Kuliner Berkuah Khas Sulawesi Selatan

Kuliner Berkuah Khas Sulawesi Selatan

Kuliner Berkuah Khas Sulawesi Selatan – Bagi kamu yang suka makanan berkuah yang dapat membuat tubuh serasa angat, kamu bisa mencicipi makanan-makanan khas sulawesi tengah yang berkuah ini

Kapurung

Hidangan berkuah yang berasal dari Luwu atau Palopo ini memiliki bahan utama tepung sagu yang dilarutkan bersama air panas hingga membentuk adonan dengan tekstur menyerupai jelly. Adonan tersebut kemudian dibentuk bulat-bulat kecil seperti bakso lalu dicampurkan ke dalam kuah kacang yang berisikan aneka macam sayuran seperti jantung pisang, jagung manis, kacang panjang, terong, sayur bayam, dan mangga muda.
Bahkan saat ini ada yang menyertakan isian udang, ikan, atau ayam sebagai sumber protein hewani. Untuk rasanya pedas-asam dan Kapurung juga memiliki rasa yang segar. Kapurung merupakan salah satu hidangan Sulawesi Selatan dengan kandungan gizi yang sangat baik untuk dikonsumsi.

Barobbo

Dikarenakan Jagung merupakan bahan pangan yang sangat melimpah di Sulawesi Selatan, maka jangan heran jika di provinsi tersebut memiliki banyak kuliner yang berbahan jagung. Salah satunya yaitu Barobbo. Kuliner berkuah khas Bugis-Makassar ini menyerupai bubur jagung berkaldu kental dan memang banyak digemari oleh warga kota Makassar karena kelezatannya.
Bahan-bahan serta bumbu yang digunakan pun cukup ringkas, yaitu jagung yang disisir, bayam, kangkung, bawang merah, bawang putih, merica, garam, dan sebagainya. Biasanya masyarakat yang tinggal di dekat pesisir menambahkan udang sebagai bahan pelengkap.

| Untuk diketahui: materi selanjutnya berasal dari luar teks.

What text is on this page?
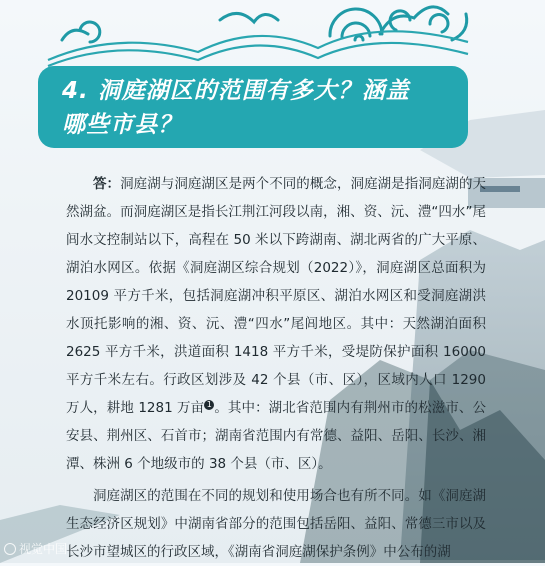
4. 洞庭湖区的范围有多大？涵盖
哪些市县？

答：洞庭湖与洞庭湖区是两个不同的概念，洞庭湖是指洞庭湖的天然湖盆。而洞庭湖区是指长江荆江河段以南，湘、资、沅、澧“四水”尾闾水文控制站以下，高程在 50 米以下跨湖南、湖北两省的广大平原、湖泊水网区。依据《洞庭湖区综合规划（2022）》，洞庭湖区总面积为 20109 平方千米，包括洞庭湖冲积平原区、湖泊水网区和受洞庭湖洪水顶托影响的湘、资、沅、澧“四水”尾闾地区。其中：天然湖泊面积 2625 平方千米，洪道面积 1418 平方千米，受堤防保护面积 16000 平方千米左右。行政区划涉及 42 个县（市、区），区域内人口 1290 万人，耕地 1281 万亩 1 。其中：湖北省范围内有荆州市的松滋市、公安县、荆州区、石首市；湖南省范围内有常德、益阳、岳阳、长沙、湘潭、株洲 6 个地级市的 38 个县（市、区）。

洞庭湖区的范围在不同的规划和使用场合也有所不同。如《洞庭湖生态经济区规划》中湖南省部分的范围包括岳阳、益阳、常德三市以及长沙市望城区的行政区域，《湖南省洞庭湖保护条例》中公布的湖

视觉中国
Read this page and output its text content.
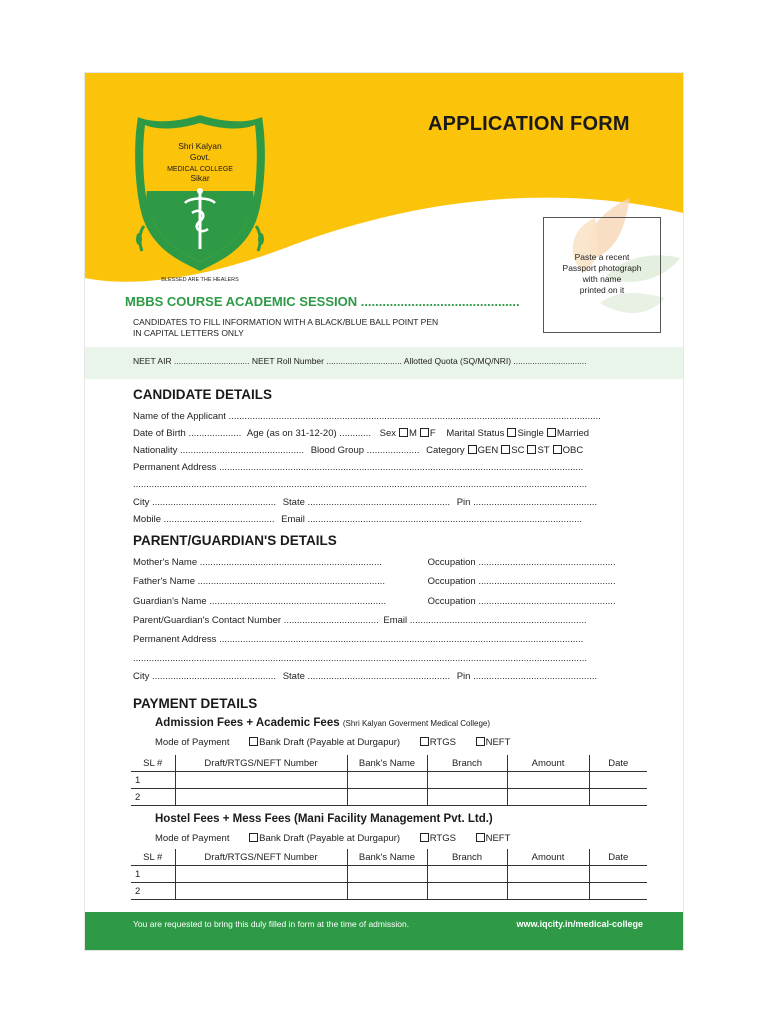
Shri Kalyan
Govt.
MEDICAL COLLEGE
Sikar
BLESSED ARE THE HEALERS
APPLICATION FORM
Paste a recent
Passport photograph
with name
printed on it
MBBS COURSE ACADEMIC SESSION ............................................
CANDIDATES TO FILL INFORMATION WITH A BLACK/BLUE BALL POINT PEN
IN CAPITAL LETTERS ONLY
NEET AIR ................................ NEET Roll Number ................................ Allotted Quota (SQ/MQ/NRI) ...............................
CANDIDATE DETAILS
Name of the Applicant .............................................................................................................................................
Date of Birth .................... Age (as on 31-12-20) ............ Sex M F Marital Status Single Married
Nationality ............................................... Blood Group .................... Category GEN SC ST OBC
Permanent Address ..........................................................................................................................................
............................................................................................................................................................................
City ............................................... State ...................................................... Pin ...............................................
Mobile .......................................... Email ........................................................................................................
PARENT/GUARDIAN'S DETAILS
Mother's Name .....................................................................	Occupation ....................................................
Father's Name .......................................................................	Occupation ....................................................
Guardian's Name ...................................................................	Occupation ....................................................
Parent/Guardian's Contact Number .................................... Email ...................................................................
Permanent Address ..........................................................................................................................................
............................................................................................................................................................................
City ............................................... State ...................................................... Pin ...............................................
PAYMENT DETAILS
Admission Fees + Academic Fees (Shri Kalyan Goverment Medical College)
Mode of Payment	Bank Draft (Payable at Durgapur)	RTGS	NEFT
SL #	Draft/RTGS/NEFT Number	Bank's Name	Branch	Amount	Date
1					
2					
Hostel Fees + Mess Fees (Mani Facility Management Pvt. Ltd.)
Mode of Payment	Bank Draft (Payable at Durgapur)	RTGS	NEFT
SL #	Draft/RTGS/NEFT Number	Bank's Name	Branch	Amount	Date
1					
2					
You are requested to bring this duly filled in form at the time of admission.	www.iqcity.in/medical-college
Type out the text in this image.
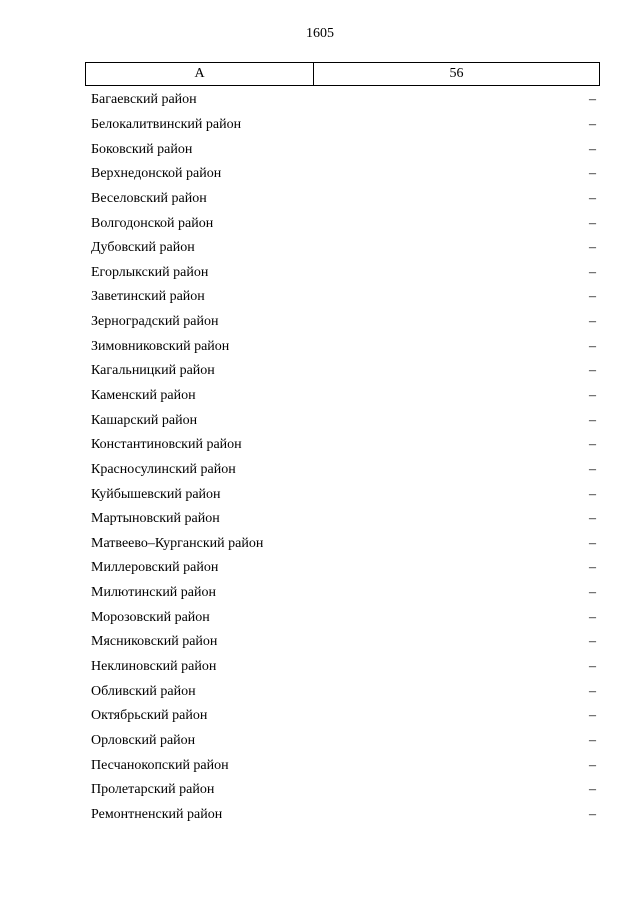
1605
А	56
Багаевский район	–
Белокалитвинский район	–
Боковский район	–
Верхнедонской район	–
Веселовский район	–
Волгодонской район	–
Дубовский район	–
Егорлыкский район	–
Заветинский район	–
Зерноградский район	–
Зимовниковский район	–
Кагальницкий район	–
Каменский район	–
Кашарский район	–
Константиновский район	–
Красносулинский район	–
Куйбышевский район	–
Мартыновский район	–
Матвеево–Курганский район	–
Миллеровский район	–
Милютинский район	–
Морозовский район	–
Мясниковский район	–
Неклиновский район	–
Обливский район	–
Октябрьский район	–
Орловский район	–
Песчанокопский район	–
Пролетарский район	–
Ремонтненский район	–
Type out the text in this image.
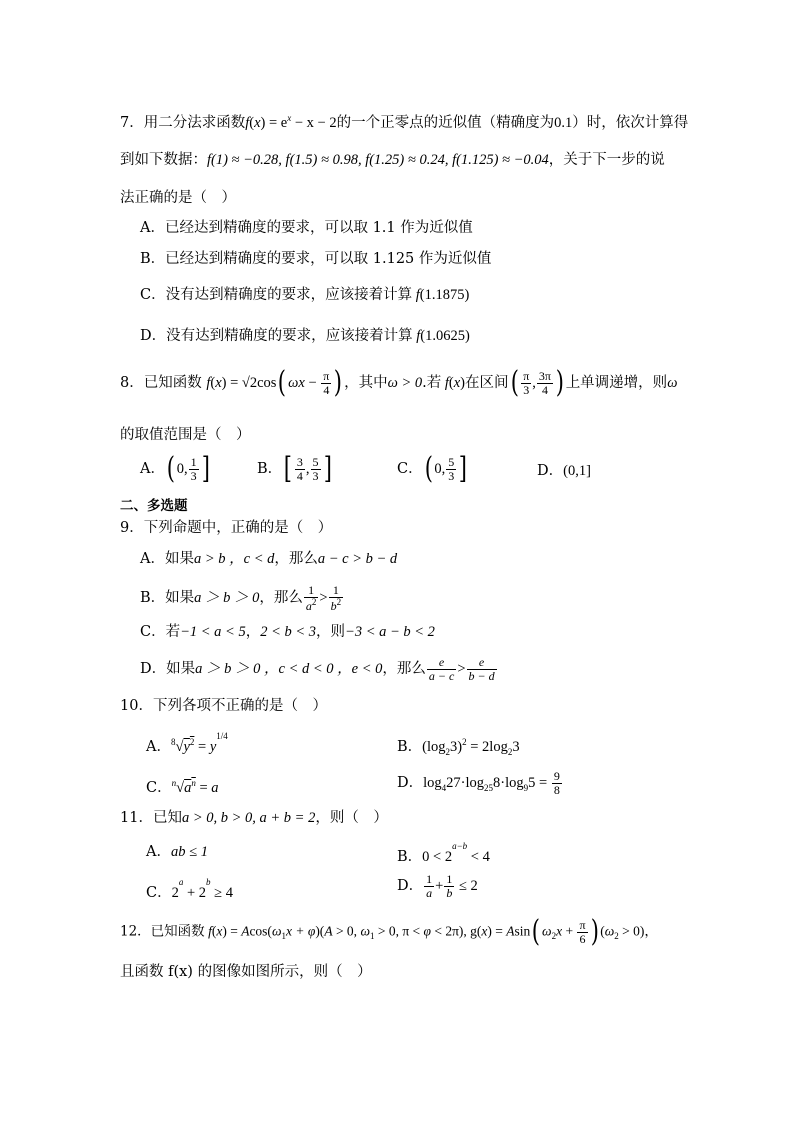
7．用二分法求函数$f(x) = e^x - x - 2$的一个正零点的近似值（精确度为0.1）时，依次计算得
到如下数据：f(1) ≈ −0.28, f(1.5) ≈ 0.98, f(1.25) ≈ 0.24, f(1.125) ≈ −0.04，关于下一步的说
法正确的是（　）
A．已经达到精确度的要求，可以取 1.1 作为近似值
B．已经达到精确度的要求，可以取 1.125 作为近似值
C．没有达到精确度的要求，应该接着计算 f(1.1875)
D．没有达到精确度的要求，应该接着计算 f(1.0625)
8．已知函数 f(x) = √2cos( $\omega x - \frac{\pi}{4}$ ) ，其中ω > 0.若 f(x)在区间( $\frac{\pi}{3}$ , $\frac{3\pi}{4}$ ) 上单调递增，则ω
的取值范围是（　）
A．( 0, $\frac{1}{3}$ ]	B．[ $\frac{3}{4}$ , $\frac{5}{3}$ ]	C．( 0, $\frac{5}{3}$ ]	D．(0,1]
二、多选题
9．下列命题中，正确的是（　）
A．如果a > b ，c < d，那么a − c > b − d
B．如果a ＞ b ＞ 0，那么 $\frac{1}{a^2} > \frac{1}{b^2}$
C．若−1 < a < 5，2 < b < 3，则−3 < a − b < 2
D．如果a ＞ b ＞ 0 ，c < d < 0 ，e < 0，那么 $\frac{e}{a - c} > \frac{e}{b - d}$
10．下列各项不正确的是（　）
A．$^8√y^2 = y^{1/4}$
B．$(\log_23)^2 = 2\log_23$
C．$^n√a^n = a$	D．$\log_427\cdot\log_{25}8\cdot\log_95 = \frac{9}{8}$
11．已知a > 0, b > 0, a + b = 2，则（　）
A．ab ≤ 1	B．$0 < 2^{a-b} < 4$
C．$2^a + 2^b \ge 4$	D． $\frac{1}{a} + \frac{1}{b} \le 2$
12．已知函数 $f(x) = Acos(\omega_1x + \varphi)(A > 0$, $\omega_1 > 0$, π < φ < 2π), g(x) = Asin( $\omega_2x + \frac{\pi}{6}$ ) $(\omega_2 > 0)$，
且函数 f(x) 的图像如图所示，则（　）
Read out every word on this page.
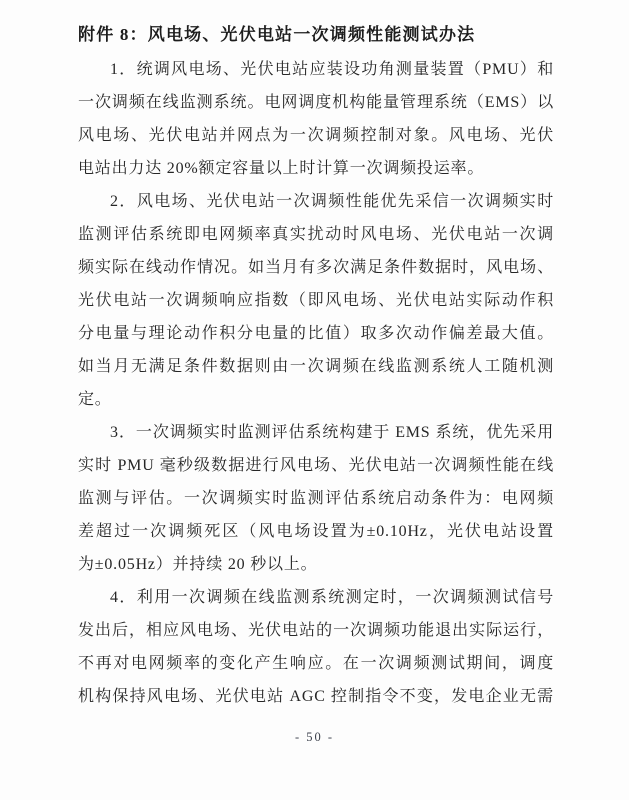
附件 8：风电场、光伏电站一次调频性能测试办法
1．统调风电场、光伏电站应装设功角测量装置（PMU）和
一次调频在线监测系统。电网调度机构能量管理系统（EMS）以
风电场、光伏电站并网点为一次调频控制对象。风电场、光伏
电站出力达 20%额定容量以上时计算一次调频投运率。
2．风电场、光伏电站一次调频性能优先采信一次调频实时
监测评估系统即电网频率真实扰动时风电场、光伏电站一次调
频实际在线动作情况。如当月有多次满足条件数据时，风电场、
光伏电站一次调频响应指数（即风电场、光伏电站实际动作积
分电量与理论动作积分电量的比值）取多次动作偏差最大值。
如当月无满足条件数据则由一次调频在线监测系统人工随机测
定。
3．一次调频实时监测评估系统构建于 EMS 系统，优先采用
实时 PMU 毫秒级数据进行风电场、光伏电站一次调频性能在线
监测与评估。一次调频实时监测评估系统启动条件为：电网频
差超过一次调频死区（风电场设置为±0.10Hz，光伏电站设置
为±0.05Hz）并持续 20 秒以上。
4．利用一次调频在线监测系统测定时，一次调频测试信号
发出后，相应风电场、光伏电站的一次调频功能退出实际运行，
不再对电网频率的变化产生响应。在一次调频测试期间，调度
机构保持风电场、光伏电站 AGC 控制指令不变，发电企业无需
- 50 -
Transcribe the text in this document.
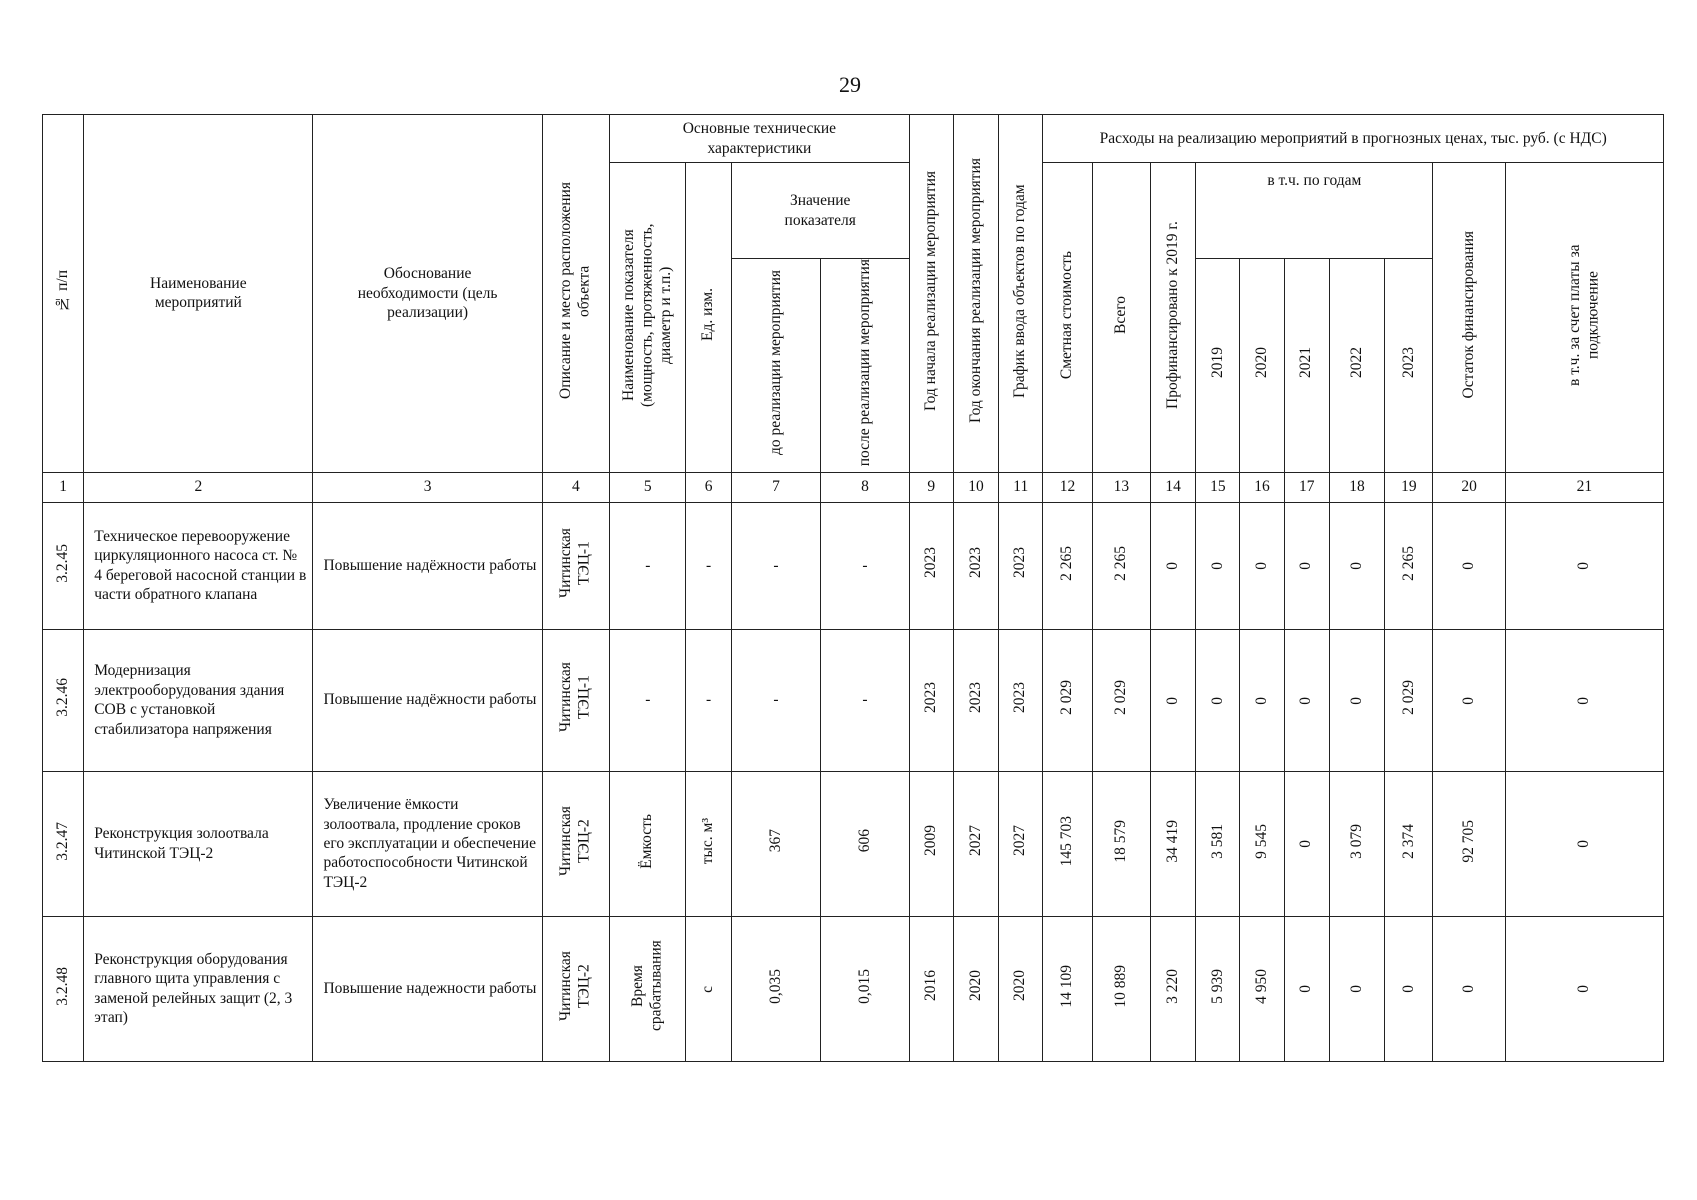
29
№ п/п	Наименование мероприятий	Обоснование необходимости (цель реализации)	Описание и место расположения объекта	Основные технические характеристики				Год начала реализации мероприятия	Год окончания реализации мероприятия	График ввода объектов по годам	Расходы на реализацию мероприятий в прогнозных ценах, тыс. руб. (с НДС)									

				Наименование показателя (мощность, протяженность, диаметр и т.п.)	Ед. изм.	Значение показателя					Сметная стоимость	Всего	Профинансировано к 2019 г.	в т.ч. по годам					Остаток финансирования	в т.ч. за счет платы за подключение
						до реализации мероприятия	после реализации мероприятия							2019	2020	2021	2022	2023		

1	2	3	4	5	6	7	8	9	10	11	12	13	14	15	16	17	18	19	20	21
3.2.45	Техническое перевооружение циркуляционного насоса ст. № 4 береговой насосной станции в части обратного клапана	Повышение надёжности работы	Читинская ТЭЦ-1	-	-	-	-	2023	2023	2023	2 265	2 265	0	0	0	0	0	2 265	0	0
3.2.46	Модернизация электрооборудования здания СОВ с установкой стабилизатора напряжения	Повышение надёжности работы	Читинская ТЭЦ-1	-	-	-	-	2023	2023	2023	2 029	2 029	0	0	0	0	0	2 029	0	0
3.2.47	Реконструкция золоотвала Читинской ТЭЦ-2	Увеличение ёмкости золоотвала, продление сроков его эксплуатации и обеспечение работоспособности Читинской ТЭЦ-2	Читинская ТЭЦ-2	Ёмкость	тыс. м³	367	606	2009	2027	2027	145 703	18 579	34 419	3 581	9 545	0	3 079	2 374	92 705	0
3.2.48	Реконструкция оборудования главного щита управления с заменой релейных защит (2, 3 этап)	Повышение надежности работы	Читинская ТЭЦ-2	Время срабатывания	с	0,035	0,015	2016	2020	2020	14 109	10 889	3 220	5 939	4 950	0	0	0	0	0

Baca Juga : Info Makanan Khas Bali yang Bikin Lapar

Pallu Mara

Ini dia salah satu dari 10 ikon kuliner Kota Makassar yang telah ditetapkan oleh Dinas setempat. Pallu Mara berasal dari kata Pallu yang berarti “masak” dan A’mara yang merupakan istilah “bumbu yang diserap hingga ke dalam”. Kuah dari Pallu Mara cukup kental, bercita rasa segar dengan warna kuning yang berasal dari campuran bumbu kunyit di dalamnya.
Karena kelezatannya serta pengolahannya yang cukup mudah, maka menu ini sangat populer dan dapat sering ditemukan di meja makan keluarga Bugis-Makassar, bahkan menu ini juga dapat ditemukan di warung-warung makan di kota Makassar.

Sop Ubi

Menu tradisional ini umumnya berbahan dasar singkong goreng yang dipotong kecil-kecil lalu dimasukkan ke dalam sup kaldu daging, namun karena masyarakat kota Makassar menyebut “singkong” sebagai “ubi” sehingga dinamakan lah hidangan ini “Sop Ubi”.
Selain singkong, dalam seporsi Sop Ubi juga terdapat bihun, taoge, telur rebus, daun bawang, bawang goreng, potongan kol, serta daging ayam atau sapi. Beberapa orang juga memberikan variasi ceker ayam atau jeroan sapi ke dalam Sop Ubi.